The directive came amid a growing uproar over patients dying while awaiting VA treatment and mounting evidence that workers falsified or omitted appointment schedules to mask frequent long delays. The resulting election-year firestorm forced VA Secretary Eric Shinseki to resign three weeks ago.
An audit released last week showed that more than 57,000 veterans have had to wait at least three months for initial appointments. An additional 64,000 veterans who asked for appointments over the past decade never got them.
The department's inspector general said at least 17 veterans died while awaiting appointments at VA facilities in the Phoenix area, and Gibson said 18 Phoenix area veterans identified on a different list have died. It was not clear whether there was any overlap on the two lists, and officials said they can't say whether the delay in getting VA treatment caused any of the deaths.

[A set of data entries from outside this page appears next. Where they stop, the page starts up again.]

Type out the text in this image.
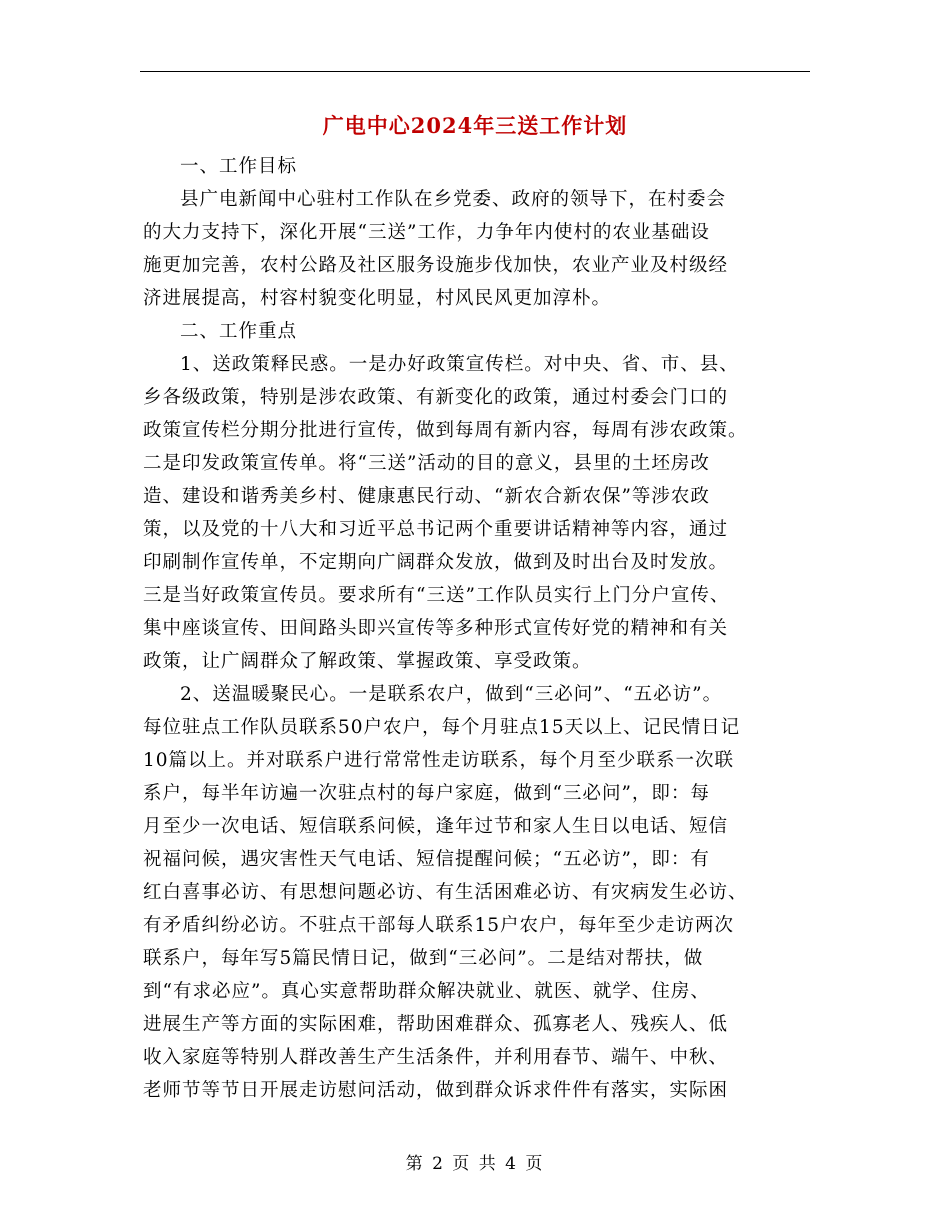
广电中心2024年三送工作计划
一、工作目标
县广电新闻中心驻村工作队在乡党委、政府的领导下，在村委会
的大力支持下，深化开展“三送”工作，力争年内使村的农业基础设
施更加完善，农村公路及社区服务设施步伐加快，农业产业及村级经
济进展提高，村容村貌变化明显，村风民风更加淳朴。
二、工作重点
1、送政策释民惑。一是办好政策宣传栏。对中央、省、市、县、
乡各级政策，特别是涉农政策、有新变化的政策，通过村委会门口的
政策宣传栏分期分批进行宣传，做到每周有新内容，每周有涉农政策。
二是印发政策宣传单。将“三送”活动的目的意义，县里的土坯房改
造、建设和谐秀美乡村、健康惠民行动、“新农合新农保”等涉农政
策，以及党的十八大和习近平总书记两个重要讲话精神等内容，通过
印刷制作宣传单，不定期向广阔群众发放，做到及时出台及时发放。
三是当好政策宣传员。要求所有“三送”工作队员实行上门分户宣传、
集中座谈宣传、田间路头即兴宣传等多种形式宣传好党的精神和有关
政策，让广阔群众了解政策、掌握政策、享受政策。
2、送温暖聚民心。一是联系农户，做到“三必问”、“五必访”。
每位驻点工作队员联系50户农户，每个月驻点15天以上、记民情日记
10篇以上。并对联系户进行常常性走访联系，每个月至少联系一次联
系户，每半年访遍一次驻点村的每户家庭，做到“三必问”，即：每
月至少一次电话、短信联系问候，逢年过节和家人生日以电话、短信
祝福问候，遇灾害性天气电话、短信提醒问候；“五必访”，即：有
红白喜事必访、有思想问题必访、有生活困难必访、有灾病发生必访、
有矛盾纠纷必访。不驻点干部每人联系15户农户，每年至少走访两次
联系户，每年写5篇民情日记，做到“三必问”。二是结对帮扶，做
到“有求必应”。真心实意帮助群众解决就业、就医、就学、住房、
进展生产等方面的实际困难，帮助困难群众、孤寡老人、残疾人、低
收入家庭等特别人群改善生产生活条件，并利用春节、端午、中秋、
老师节等节日开展走访慰问活动，做到群众诉求件件有落实，实际困
第 2 页 共 4 页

More than 8 million of the nation's 21 million veterans are now enrolled in VA health care, although only about 6.5 million seek VA treatment every year.
In a scathing report last month, the VA's inspector general described a process in which VA schedulers routinely skirted now-abandoned guidelines intended to ensure that patients were seen within 14 days of their desired date for an appointment. Schedulers often selected the next available appointment and used that as the purported desired date, even if it was months away, the IG said, adding that the practice allowed numerous - and false - zero-day wait times.
Thirteen percent of schedulers in a facility-by-facility report on 731 hospitals and outpatient clinics reported being told by supervisors to falsify appointment schedules to make patient waits appear shorter.
Last month, several veterans told CBS News that they were unhappy with the VA's administrative failures.
Ismael Bruno, a 41-year-old New York City firefighter who served in the Navy and the Marine Corps, says he no longer goes to VA hospitals because he felt like the administrative staffs there showed such little respect for veterans. He says scheduling appointments sometimes took several months and office employees display nothing but apathy while veterans wait alone for hours.
"It's always poor service," Bruno said. "I think I've gotten better service at the DMV."